1974 Building and inventory are auctioned off. (Dworshacks attended)
A E Anderson immigrated from Sweden in the late 1890's. He purchased a farm north of Princeton Illinois. He had a mechanical ability and was always repairing farm equipment for local farmers. One day he woke up and looked out the window and the barnyard was full of peoples machinery that needed repair. So, with this taking up all his time needed for farming he decided to sell the farm and move to town and start a garage.
Also during this time he built his first car using a buggy chassis and a five horse power Run Easy engine. I have a photo of this car on main street which is dated August 1901. With his interest in cars growing he makes a decision to start selling them and sells his first new car while he was still on the farm, the car was a 1904 Rambler (I have the serial number plaque). He stays with Rambler, then Jeffery, then Nash, then Rambler, then AMC till 1958.
My grandfather had some really excellent months selling Nash cars. Nash even took out an add in several trade magazines using A E Anderson Auto Co. as an example of how profitable a dealership can be, even in a small town.
Supposedly he sold more Nash cars in one month one per capita than any dealership in the U S.
Charlie Nash himself would recognize my grandfather on site and always come up to him and talk when he saw him at the plant picking up cars. One time my Father (also named A E but commonly called Jr.) was with his father on a trip to Kenosha. They were invited into Mr Nash's office and Jr. got to sit on his lap and Mr. Nash gave him a piece of candy. During the late 40's A E Anderson started to retire, slowly and turn the dealership over to his oldest son, Albin who would run the business till it ended in 1974. Something happened during 1958 causing them to lose the franchise. It was almost a family scandal and it was never talked about. I finally got the answer from my Uncle before he passed away. He told me AMC was pressuring him to stock more cars and more inventory on parts, but he refused, saying the town could not support that volume. He called their bluff and he lost.
The one I forgot to tell you was that Nash lost records for some reason, fire etc. and could only go back to 1916 on the dealership. My grandfather did get a fancy clock from Nash in 1951 for his years of service. He has not happy that it did not go back to 04 and just had 1916 on the plaque. I wish I could remember more about it.
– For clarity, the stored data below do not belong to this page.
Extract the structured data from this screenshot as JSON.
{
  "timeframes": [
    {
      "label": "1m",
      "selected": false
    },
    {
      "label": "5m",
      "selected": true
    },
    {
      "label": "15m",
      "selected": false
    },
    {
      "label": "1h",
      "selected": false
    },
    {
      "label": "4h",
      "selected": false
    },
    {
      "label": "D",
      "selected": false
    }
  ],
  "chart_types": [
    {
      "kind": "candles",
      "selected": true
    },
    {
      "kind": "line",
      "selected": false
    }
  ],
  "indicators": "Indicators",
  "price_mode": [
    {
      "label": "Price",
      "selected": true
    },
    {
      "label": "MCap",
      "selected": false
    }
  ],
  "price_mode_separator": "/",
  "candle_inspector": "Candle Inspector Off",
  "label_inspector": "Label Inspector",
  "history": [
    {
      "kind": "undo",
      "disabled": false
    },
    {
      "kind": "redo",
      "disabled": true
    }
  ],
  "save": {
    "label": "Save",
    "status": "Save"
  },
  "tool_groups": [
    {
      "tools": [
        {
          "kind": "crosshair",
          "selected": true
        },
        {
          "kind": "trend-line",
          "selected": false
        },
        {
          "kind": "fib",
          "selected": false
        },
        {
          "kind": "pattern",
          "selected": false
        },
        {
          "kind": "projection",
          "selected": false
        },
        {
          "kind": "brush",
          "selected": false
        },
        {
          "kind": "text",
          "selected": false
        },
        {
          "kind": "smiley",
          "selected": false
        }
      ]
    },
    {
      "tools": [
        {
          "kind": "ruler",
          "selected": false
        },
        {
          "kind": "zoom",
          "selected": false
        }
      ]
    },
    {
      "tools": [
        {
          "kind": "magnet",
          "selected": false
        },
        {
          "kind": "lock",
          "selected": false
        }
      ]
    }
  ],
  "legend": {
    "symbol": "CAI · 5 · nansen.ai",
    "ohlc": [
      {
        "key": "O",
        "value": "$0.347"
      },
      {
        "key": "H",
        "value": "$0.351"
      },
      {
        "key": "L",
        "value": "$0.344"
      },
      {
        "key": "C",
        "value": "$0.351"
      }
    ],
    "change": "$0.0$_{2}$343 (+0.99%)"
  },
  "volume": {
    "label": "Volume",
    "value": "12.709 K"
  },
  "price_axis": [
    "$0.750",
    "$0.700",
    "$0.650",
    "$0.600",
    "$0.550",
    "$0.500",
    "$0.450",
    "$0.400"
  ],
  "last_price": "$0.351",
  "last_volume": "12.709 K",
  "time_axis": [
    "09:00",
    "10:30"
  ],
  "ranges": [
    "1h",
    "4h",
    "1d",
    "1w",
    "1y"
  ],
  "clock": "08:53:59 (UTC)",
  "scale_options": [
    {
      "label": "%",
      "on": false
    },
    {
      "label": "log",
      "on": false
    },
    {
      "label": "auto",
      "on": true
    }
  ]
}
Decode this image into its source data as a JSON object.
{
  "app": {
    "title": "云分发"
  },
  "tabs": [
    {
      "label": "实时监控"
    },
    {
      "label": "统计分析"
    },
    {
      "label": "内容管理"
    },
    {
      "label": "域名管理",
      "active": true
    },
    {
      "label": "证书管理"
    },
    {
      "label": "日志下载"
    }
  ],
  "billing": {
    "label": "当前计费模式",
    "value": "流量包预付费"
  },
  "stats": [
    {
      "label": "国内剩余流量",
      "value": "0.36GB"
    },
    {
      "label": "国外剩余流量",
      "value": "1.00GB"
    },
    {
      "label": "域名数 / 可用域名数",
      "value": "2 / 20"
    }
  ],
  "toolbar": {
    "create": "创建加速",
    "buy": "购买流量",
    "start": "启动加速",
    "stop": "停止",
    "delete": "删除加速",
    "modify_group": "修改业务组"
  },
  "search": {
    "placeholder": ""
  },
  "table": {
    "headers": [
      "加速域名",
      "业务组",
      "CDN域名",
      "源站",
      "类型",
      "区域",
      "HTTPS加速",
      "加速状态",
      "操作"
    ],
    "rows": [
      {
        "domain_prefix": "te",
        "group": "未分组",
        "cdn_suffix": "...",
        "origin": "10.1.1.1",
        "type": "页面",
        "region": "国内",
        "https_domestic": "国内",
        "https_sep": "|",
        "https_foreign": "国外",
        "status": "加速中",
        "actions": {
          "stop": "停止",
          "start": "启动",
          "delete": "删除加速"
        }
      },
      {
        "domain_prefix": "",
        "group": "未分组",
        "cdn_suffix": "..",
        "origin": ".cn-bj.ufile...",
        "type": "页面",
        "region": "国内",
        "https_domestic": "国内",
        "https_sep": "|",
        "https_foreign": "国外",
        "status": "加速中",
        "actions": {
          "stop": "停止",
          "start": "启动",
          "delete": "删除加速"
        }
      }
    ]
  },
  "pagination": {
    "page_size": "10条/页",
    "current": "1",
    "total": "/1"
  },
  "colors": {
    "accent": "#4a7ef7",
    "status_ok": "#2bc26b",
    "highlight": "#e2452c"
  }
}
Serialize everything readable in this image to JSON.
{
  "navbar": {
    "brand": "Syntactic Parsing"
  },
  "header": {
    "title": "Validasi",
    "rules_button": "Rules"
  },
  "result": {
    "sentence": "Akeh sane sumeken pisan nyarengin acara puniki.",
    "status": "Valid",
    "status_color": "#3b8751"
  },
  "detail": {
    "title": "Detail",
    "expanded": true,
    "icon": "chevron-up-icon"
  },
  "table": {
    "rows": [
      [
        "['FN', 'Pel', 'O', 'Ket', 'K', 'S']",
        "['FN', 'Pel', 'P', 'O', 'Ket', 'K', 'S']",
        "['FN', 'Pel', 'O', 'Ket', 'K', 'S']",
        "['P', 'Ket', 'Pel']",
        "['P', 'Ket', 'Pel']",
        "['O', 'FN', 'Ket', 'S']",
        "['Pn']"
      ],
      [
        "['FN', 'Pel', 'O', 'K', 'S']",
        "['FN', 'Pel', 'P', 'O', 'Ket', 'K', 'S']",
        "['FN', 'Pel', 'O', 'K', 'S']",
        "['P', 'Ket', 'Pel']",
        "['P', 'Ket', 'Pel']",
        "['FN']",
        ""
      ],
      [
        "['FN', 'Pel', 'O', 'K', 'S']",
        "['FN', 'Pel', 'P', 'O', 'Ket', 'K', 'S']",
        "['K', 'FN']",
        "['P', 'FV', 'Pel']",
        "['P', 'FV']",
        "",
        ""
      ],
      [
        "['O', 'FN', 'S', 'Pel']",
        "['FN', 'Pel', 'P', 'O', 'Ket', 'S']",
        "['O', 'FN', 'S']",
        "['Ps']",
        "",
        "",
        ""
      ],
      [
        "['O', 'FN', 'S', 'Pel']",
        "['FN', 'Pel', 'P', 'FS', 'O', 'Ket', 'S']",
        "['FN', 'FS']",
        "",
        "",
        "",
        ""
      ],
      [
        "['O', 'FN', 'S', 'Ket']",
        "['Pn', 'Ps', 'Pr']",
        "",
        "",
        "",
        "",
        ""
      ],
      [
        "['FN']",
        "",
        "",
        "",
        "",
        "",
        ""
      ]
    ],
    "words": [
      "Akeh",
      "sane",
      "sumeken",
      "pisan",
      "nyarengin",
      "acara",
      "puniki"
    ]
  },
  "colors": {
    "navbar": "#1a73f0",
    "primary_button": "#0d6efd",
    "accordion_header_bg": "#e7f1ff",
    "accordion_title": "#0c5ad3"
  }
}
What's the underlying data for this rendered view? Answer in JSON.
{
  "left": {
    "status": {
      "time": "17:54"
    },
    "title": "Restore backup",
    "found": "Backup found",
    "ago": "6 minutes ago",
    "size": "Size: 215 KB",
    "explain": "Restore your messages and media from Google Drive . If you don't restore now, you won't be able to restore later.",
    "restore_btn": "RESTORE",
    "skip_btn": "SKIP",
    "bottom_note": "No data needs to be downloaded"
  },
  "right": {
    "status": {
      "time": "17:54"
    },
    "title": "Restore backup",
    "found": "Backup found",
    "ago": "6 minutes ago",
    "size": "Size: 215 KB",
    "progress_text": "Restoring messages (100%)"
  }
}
There were grand stories of early eight cylinders running flat out and using about 5 gallons to run wide open for a 7 mile stretch. 95 mph in second and overdrive. Ambassadors (tubs) slowly out running Olds 88 V -8s but it would take a good 5 mile stretch flat out to do it. A 40 Nash Lafayette outrunning an Ambassador was another good story. Then my one uncle putting a six with overdrive in a Farmall tractor, he boasted he could harrow at 30mph. There were several Nash engines put into boats as well.